- DVD released by Uncork'd Entertainment
- Directed by: Lou Simon
- Written by: Lou Simon
- Produced by: Lou Simon
- Starring: Todd Bruno Giordan Diaz Gema Calero Norbert Velez Tom Stedham Aniela McGuinness
- Cinematography: Anthony Dones
- Edited by: Michal Shipman
- Music by: Michael Damon
- Production company: White Lotus Productions
- Distributed by: Uncork'd Entertainment
- Release date: August 16, 2013 (Massachusetts Independent Film Festival);
- Running time: 80 minutes
- Country: United States
- Language: English

= Hazmat (film) =

HazMat is a 2013 horror film written and directed by Lou Simon.

== Plot ==
Scary Antics, a struggling reality show about pranking people, finds its next "chump" in the form of Jacob, an awkward young man who is convinced that the abandoned chemical plant where his father died is haunted. Jacob was brought to the attention of the show by his friend Adam, who believes that pranking Jacob might scare him enough to make him move past his father's death, and his obsession with the plant.

Adam, his girlfriend Carla, and her friend Melanie are to take Jacob to the plant, and explore it with him as Gary the host of Scary Antics, and three members of the show's crew - David, Steven, and Brenda watch them through cameras while situated in a sealed office. Jacob finds and puts on an incomplete hazmat suit before an actor named Tim, who is wearing a full hazmat suit, jumps out to frighten him. Panicking, Jacob kills him with an old fire axe, and seemingly has a psychotic break due to realizing what he has done, and that he is the butt of an elaborate joke. Jacob dons Ed's mask, murders Adam and Carla, before chasing Melanie to the office, which he is unable to break into. Melanie and the others are trapped without sustenance, no way to contact help, and with no one knowing where they are due to the host going ahead with filming without informing the network, which required permits and documents that he could not afford.

After Jacob kills technician Ed when he stops by, Gary and Steven use their only map to locate the back exit, which Jacob locks after catching and murdering Steven, then chases Gary. After a brief hide and seek Gary almost exits the building when Jacob pulls him in and decapitates him. Brenda goes out and reclaims the map, but is followed back to the office by Jacob, who forces his way in before the door can be resealed. Jacob axes David while Melanie and Brenda make a run for it, trying to use the map to find another way out. Jacob finds the two, kills Melanie, and fights Brenda. During the struggle, Brenda pulls off Jacob's mask to reveal that his face and head have become disfigured and corpse-like, implying that he is possessed, and that the plant really is haunted.

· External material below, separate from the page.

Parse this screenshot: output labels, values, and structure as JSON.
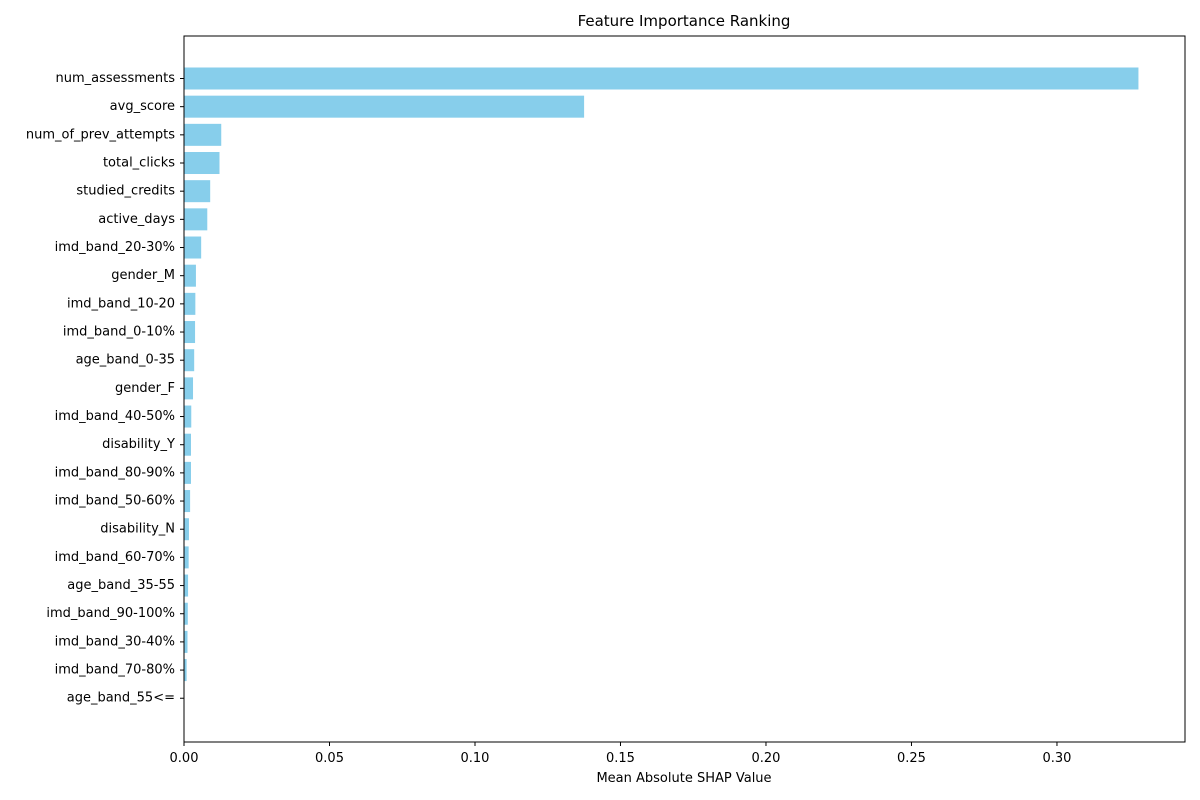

Brenda incapacitates Jacob, and reaches the other exit she and Melanie were looking for, but before she can escape the recovered Jacob pulls her back inside, and hacks her to pieces.

== Cast ==
- Norbert Velez as Jacob
- Aniela McGuinness as Brenda
- Todd Bruno as David
- Gema Calero as Melanie
- Giordan Diaz as Gary
- Tom Stedham as Steven
- Daniela Larez as Carla
- Reggie Peters as Adam
- Mario Nalini as Tim
- Dennis Spain as Ed

== Reception ==
The film was praised by Cinema Crazed's Felix Vasquez, Jr., who wrote, "Director Lou Simon’s HazMat is a fun and very gory hack and slash horror film that works around the low budget to deliver a genre entry slasher fanatics will lap up with a smile". Corey Danna of Horror News gave HazMat a 3½ out of 5, having deemed the climax underwhelming, but the rest of the film commendable, and ultimately concluding, "As a whole, HazMat, is the perfect film to watch with a group of friends". The same score was awarded by Jorge Larrea of 305 Magazine, who stated, "If you're a fan of old school horror movies like Friday the 13th, Nightmare on Elm Street, any of the Alfred Hitchcock films to name a few then you have to agree that horror films nowadays are not in the same league. Horror films lack that... cult feel to them, at least 90% of the ones released. That's where HazMat takes a step back into the cult realm. It has that feel. It's not the most frightening movie there is but you do feel the suspense and want to start screaming at the characters on the screen". The characterization, acting, and plot were called awkward by Michael Allen of 28 Days Later Analysis, who also said the conclusion was unsurprising, but nonetheless Allen admitted, "Overall, events onscreen are never boring, nor slowly paced. HazMat is an exciting film spent with a few interesting characters and a few grisly sights".